Двадцатого января 2000-ого года, находясь в штаб-квартире «Русского национального единства», Левандовский почувствовал, что его презрение к самому себе
— Это я вас ментам сдавал, — сказал Левандовский.
Среди скинхедов произошло замешательство. Только спустя минуту Стёгов заговорил:
— Ты знаешь, как поступают с предателями.
Фашисты поднялись с дивана, стульев и вынесли приговор:
— Смерть!
— Ты всё слышал, Лёха, — произнёс Стёгов. — Раз сознался сам, мы тебя не вздёрнем, а расстреляем. — Бригадир посмотрел на часы; они показывали половину первого ночи. — Самое время. Если готов — поехали.
— Поехали. Мне уже всё равно, как умирать.
Левандовского отвезли в берёзовую рощу и приказали ему рыть могилу. Замёрзшая земля не поддавалась лопате, и Алексей развёл костёр. Он сказал скинхедам, что никуда не собирается бежать, поэтому им лучше посидеть в тёплых машинах, пока он не приготовит себе могилу.
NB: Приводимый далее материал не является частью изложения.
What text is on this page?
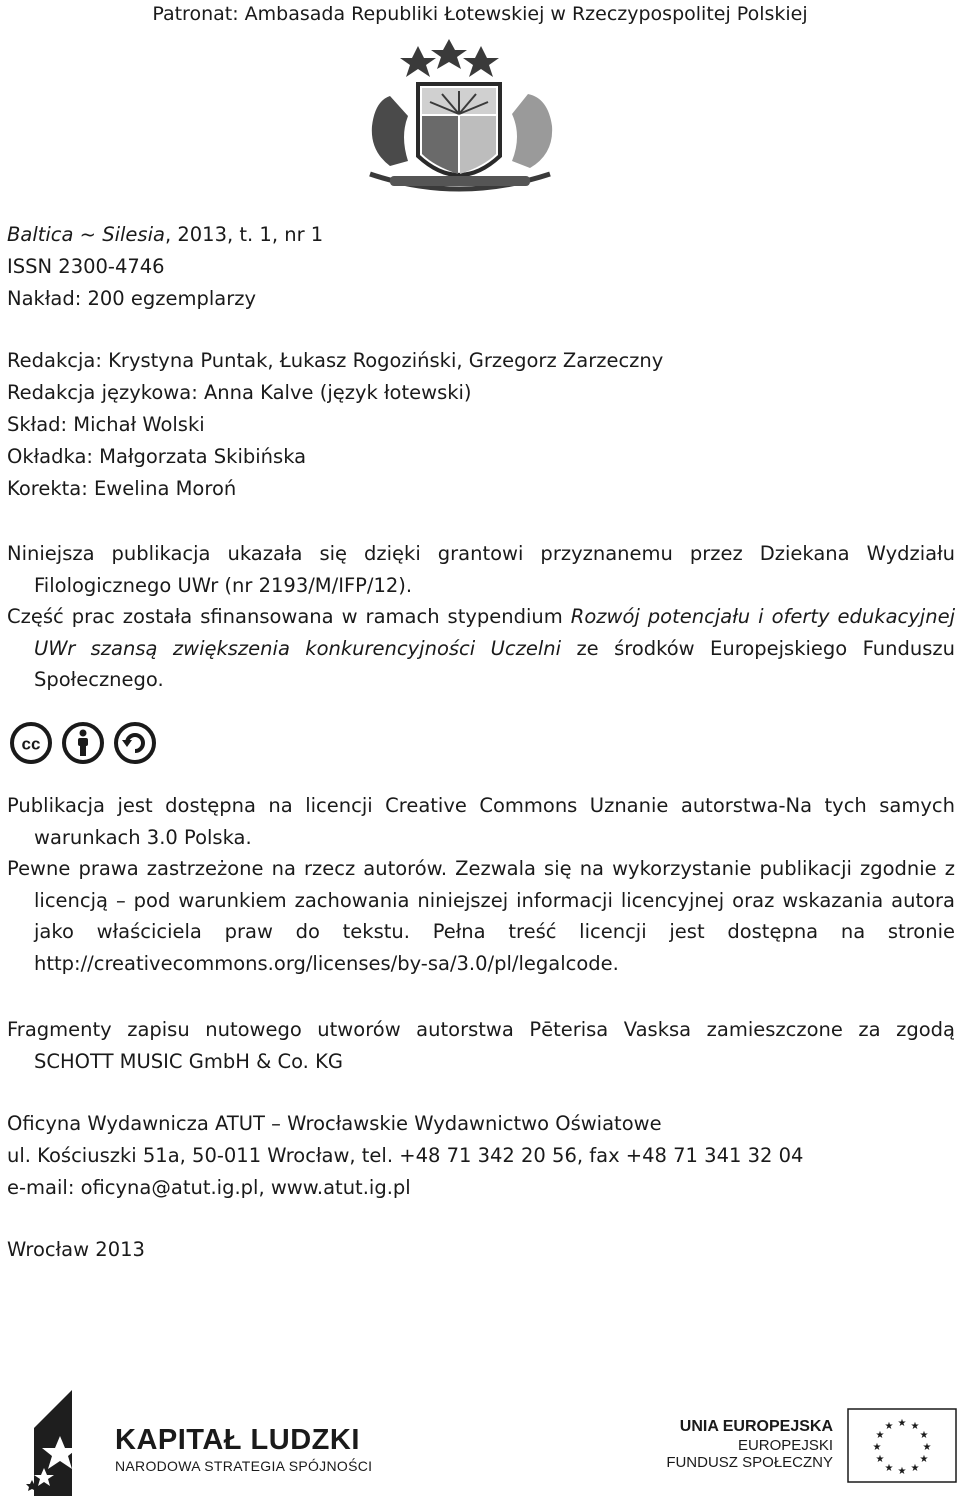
Patronat: Ambasada Republiki Łotewskiej w Rzeczypospolitej Polskiej
Baltica ~ Silesia, 2013, t. 1, nr 1
ISSN 2300-4746
Nakład: 200 egzemplarzy
Redakcja: Krystyna Puntak, Łukasz Rogoziński, Grzegorz Zarzeczny
Redakcja językowa: Anna Kalve (język łotewski)
Skład: Michał Wolski
Okładka: Małgorzata Skibińska
Korekta: Ewelina Moroń

Niniejsza publikacja ukazała się dzięki grantowi przyznanemu przez Dziekana Wydziału Filologicznego UWr (nr 2193/M/IFP/12).

Część prac została sfinansowana w ramach stypendium Rozwój potencjału i oferty edukacyjnej UWr szansą zwiększenia konkurencyjności Uczelni ze środków Europejskiego Funduszu Społecznego.

cc

Publikacja jest dostępna na licencji Creative Commons Uznanie autorstwa-Na tych samych warunkach 3.0 Polska.

Pewne prawa zastrzeżone na rzecz autorów. Zezwala się na wykorzystanie publikacji zgodnie z licencją – pod warunkiem zachowania niniejszej informacji licencyjnej oraz wskazania autora jako właściciela praw do tekstu. Pełna treść licencji jest dostępna na stronie http://creativecommons.org/licenses/by-sa/3.0/pl/legalcode.

Fragmenty zapisu nutowego utworów autorstwa Pēterisa Vasksa zamieszczone za zgodą SCHOTT MUSIC GmbH & Co. KG

Oficyna Wydawnicza ATUT – Wrocławskie Wydawnictwo Oświatowe
ul. Kościuszki 51a, 50-011 Wrocław, tel. +48 71 342 20 56, fax +48 71 341 32 04
e-mail: oficyna@atut.ig.pl, www.atut.ig.pl
Wrocław 2013
KAPITAŁ LUDZKI
NARODOWA STRATEGIA SPÓJNOŚCI
UNIA EUROPEJSKA
EUROPEJSKI
FUNDUSZ SPOŁECZNY
★ ★
★
★
★
★
★
★
★
★
★
★
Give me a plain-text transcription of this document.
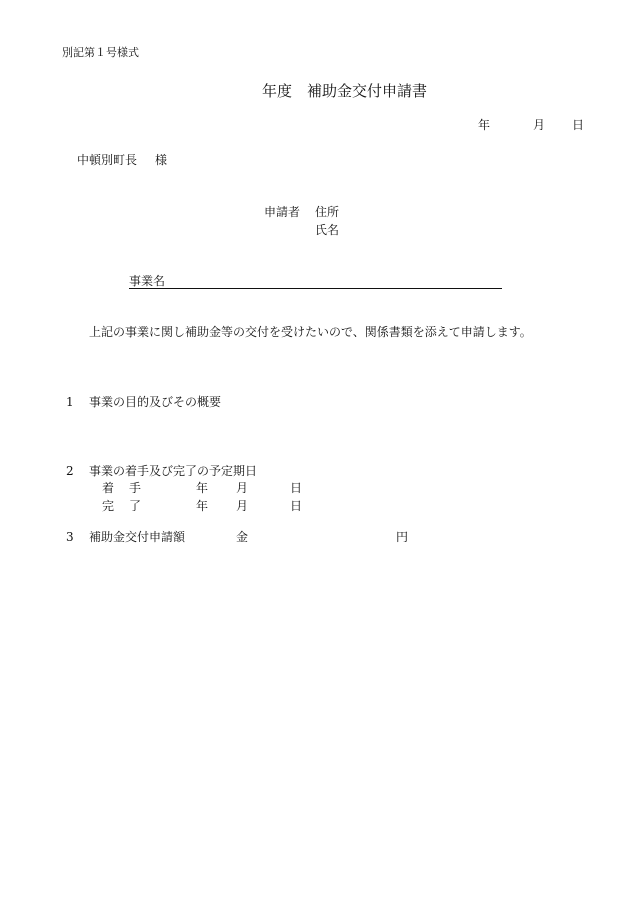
別記第１号様式
年度 補助金交付申請書
年	月 日
中頓別町長 様
申請者 住所
氏名
事業名
上記の事業に関し補助金等の交付を受けたいので、関係書類を添えて申請します。
1 事業の目的及びその概要
2 事業の着手及び完了の予定期日
着 手	年 月	日
完 了	年 月	日
3 補助金交付申請額	金	円
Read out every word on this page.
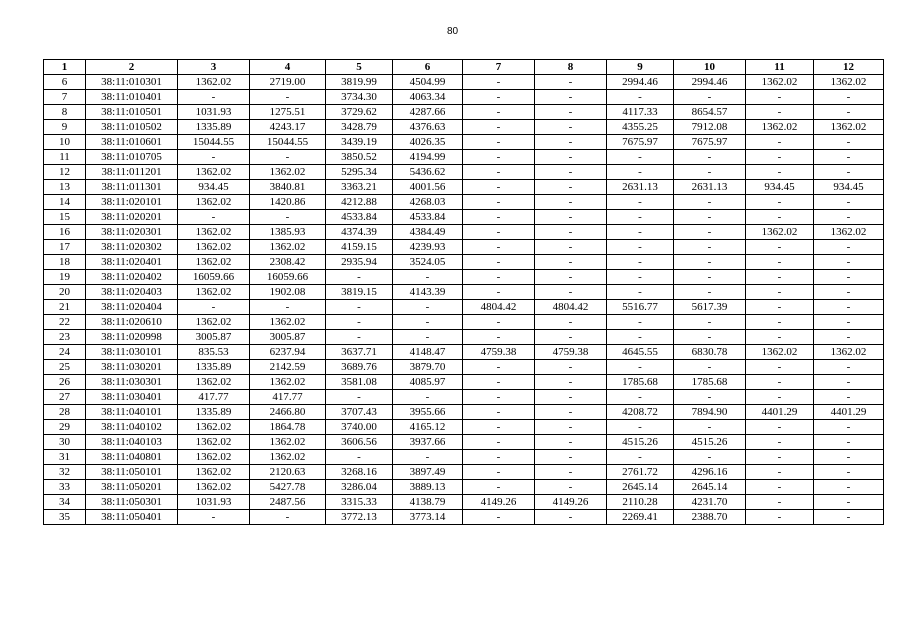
80
1	2	3	4	5	6	7	8	9	10	11	12
6	38:11:010301	1362.02	2719.00	3819.99	4504.99	-	-	2994.46	2994.46	1362.02	1362.02
7	38:11:010401	-	-	3734.30	4063.34	-	-	-	-	-	-
8	38:11:010501	1031.93	1275.51	3729.62	4287.66	-	-	4117.33	8654.57	-	-
9	38:11:010502	1335.89	4243.17	3428.79	4376.63	-	-	4355.25	7912.08	1362.02	1362.02
10	38:11:010601	15044.55	15044.55	3439.19	4026.35	-	-	7675.97	7675.97	-	-
11	38:11:010705	-	-	3850.52	4194.99	-	-	-	-	-	-
12	38:11:011201	1362.02	1362.02	5295.34	5436.62	-	-	-	-	-	-
13	38:11:011301	934.45	3840.81	3363.21	4001.56	-	-	2631.13	2631.13	934.45	934.45
14	38:11:020101	1362.02	1420.86	4212.88	4268.03	-	-	-	-	-	-
15	38:11:020201	-	-	4533.84	4533.84	-	-	-	-	-	-
16	38:11:020301	1362.02	1385.93	4374.39	4384.49	-	-	-	-	1362.02	1362.02
17	38:11:020302	1362.02	1362.02	4159.15	4239.93	-	-	-	-	-	-
18	38:11:020401	1362.02	2308.42	2935.94	3524.05	-	-	-	-	-	-
19	38:11:020402	16059.66	16059.66	-	-	-	-	-	-	-	-
20	38:11:020403	1362.02	1902.08	3819.15	4143.39	-	-	-	-	-	-
21	38:11:020404	-	-	-	-	4804.42	4804.42	5516.77	5617.39	-	-
22	38:11:020610	1362.02	1362.02	-	-	-	-	-	-	-	-
23	38:11:020998	3005.87	3005.87	-	-	-	-	-	-	-	-
24	38:11:030101	835.53	6237.94	3637.71	4148.47	4759.38	4759.38	4645.55	6830.78	1362.02	1362.02
25	38:11:030201	1335.89	2142.59	3689.76	3879.70	-	-	-	-	-	-
26	38:11:030301	1362.02	1362.02	3581.08	4085.97	-	-	1785.68	1785.68	-	-
27	38:11:030401	417.77	417.77	-	-	-	-	-	-	-	-
28	38:11:040101	1335.89	2466.80	3707.43	3955.66	-	-	4208.72	7894.90	4401.29	4401.29
29	38:11:040102	1362.02	1864.78	3740.00	4165.12	-	-	-	-	-	-
30	38:11:040103	1362.02	1362.02	3606.56	3937.66	-	-	4515.26	4515.26	-	-
31	38:11:040801	1362.02	1362.02	-	-	-	-	-	-	-	-
32	38:11:050101	1362.02	2120.63	3268.16	3897.49	-	-	2761.72	4296.16	-	-
33	38:11:050201	1362.02	5427.78	3286.04	3889.13	-	-	2645.14	2645.14	-	-
34	38:11:050301	1031.93	2487.56	3315.33	4138.79	4149.26	4149.26	2110.28	4231.70	-	-
35	38:11:050401	-	-	3772.13	3773.14	-	-	2269.41	2388.70	-	-
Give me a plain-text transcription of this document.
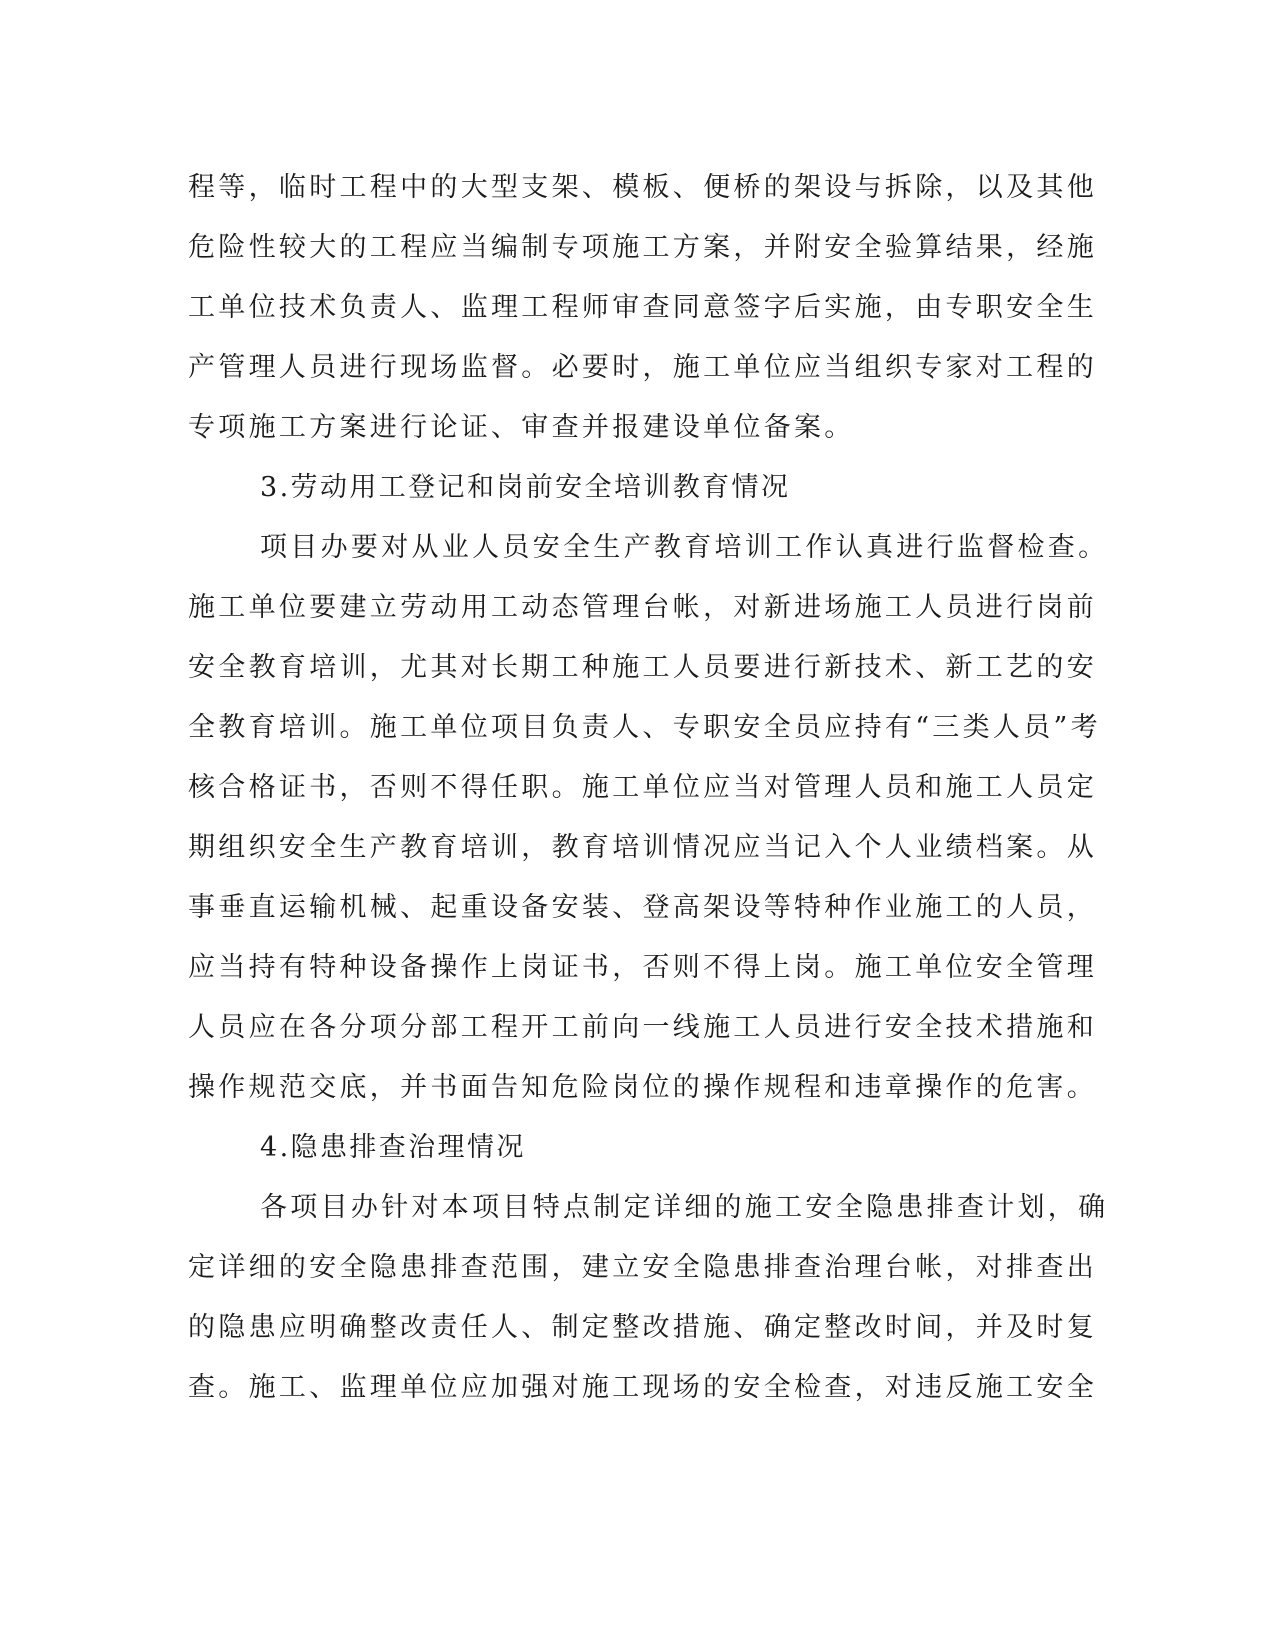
程等，临时工程中的大型支架、模板、便桥的架设与拆除，以及其他
危险性较大的工程应当编制专项施工方案，并附安全验算结果，经施
工单位技术负责人、监理工程师审查同意签字后实施，由专职安全生
产管理人员进行现场监督。必要时，施工单位应当组织专家对工程的
专项施工方案进行论证、审查并报建设单位备案。
3.劳动用工登记和岗前安全培训教育情况
项目办要对从业人员安全生产教育培训工作认真进行监督检查。
施工单位要建立劳动用工动态管理台帐，对新进场施工人员进行岗前
安全教育培训，尤其对长期工种施工人员要进行新技术、新工艺的安
全教育培训。施工单位项目负责人、专职安全员应持有“三类人员”考
核合格证书，否则不得任职。施工单位应当对管理人员和施工人员定
期组织安全生产教育培训，教育培训情况应当记入个人业绩档案。从
事垂直运输机械、起重设备安装、登高架设等特种作业施工的人员，
应当持有特种设备操作上岗证书，否则不得上岗。施工单位安全管理
人员应在各分项分部工程开工前向一线施工人员进行安全技术措施和
操作规范交底，并书面告知危险岗位的操作规程和违章操作的危害。
4.隐患排查治理情况
各项目办针对本项目特点制定详细的施工安全隐患排查计划，确
定详细的安全隐患排查范围，建立安全隐患排查治理台帐，对排查出
的隐患应明确整改责任人、制定整改措施、确定整改时间，并及时复
查。施工、监理单位应加强对施工现场的安全检查，对违反施工安全
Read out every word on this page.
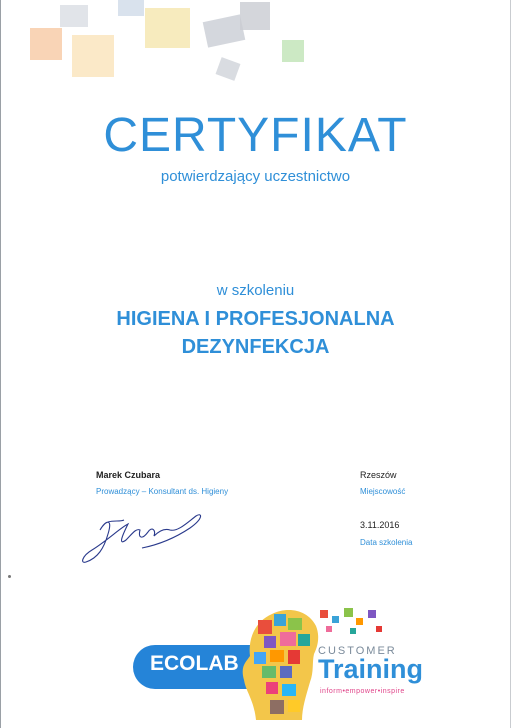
CERTYFIKAT
potwierdzający uczestnictwo
w szkoleniu
HIGIENA I PROFESJONALNA
DEZYNFEKCJA
Marek Czubara
Prowadzący – Konsultant ds. Higieny
Rzeszów
Miejscowość
3.11.2016
Data szkolenia
ECOLAB
CUSTOMER
Training
inform•empower•inspire
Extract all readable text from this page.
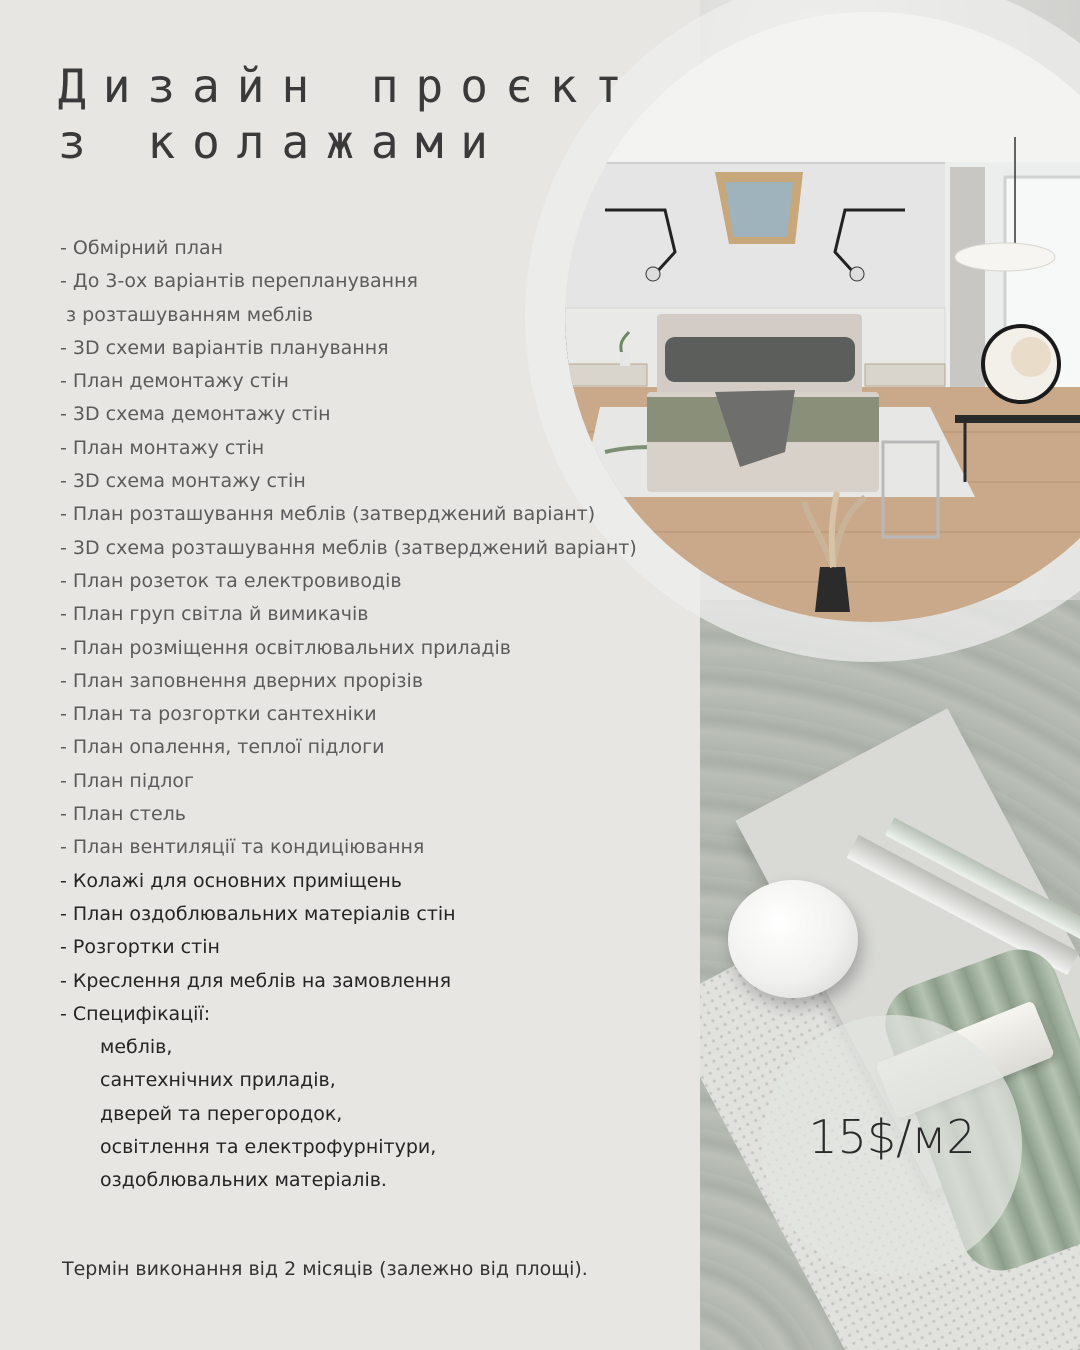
15$/м2
Дизайн проєкт
з колажами
- Обмірний план
- До 3-ох варіантів перепланування
з розташуванням меблів
- 3D схеми варіантів планування
- План демонтажу стін
- 3D схема демонтажу стін
- План монтажу стін
- 3D схема монтажу стін
- План розташування меблів (затверджений варіант)
- 3D схема розташування меблів (затверджений варіант)
- План розеток та електровиводів
- План груп світла й вимикачів
- План розміщення освітлювальних приладів
- План заповнення дверних прорізів
- План та розгортки сантехніки
- План опалення, теплої підлоги
- План підлог
- План стель
- План вентиляції та кондиціювання
- Колажі для основних приміщень
- План оздоблювальних матеріалів стін
- Розгортки стін
- Креслення для меблів на замовлення
- Специфікації:
меблів,
сантехнічних приладів,
дверей та перегородок,
освітлення та електрофурнітури,
оздоблювальних матеріалів.
Термін виконання від 2 місяців (залежно від площі).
Посовещавшись, фашисты решили, что из-за крещенских морозов Левандовский разогреет землю не раньше утра и, оставив с пленником двух караульных, разошлись по автомобилям.
Потекли часы ожидания. Это была последняя ночь для Левандовского, и он упивался ею. Догадываясь о том, какая участь постигнет его за предательство, он ещё до прихода к скинхедам подвёл итоги прожитой жизни, мысленно попросил прощения у друзей и напрямую — у Бога. Оставался только один неразрешённый вопрос, который мучил его, не давая в полной мере насладиться красотой зимнего леса: что будет с родителями?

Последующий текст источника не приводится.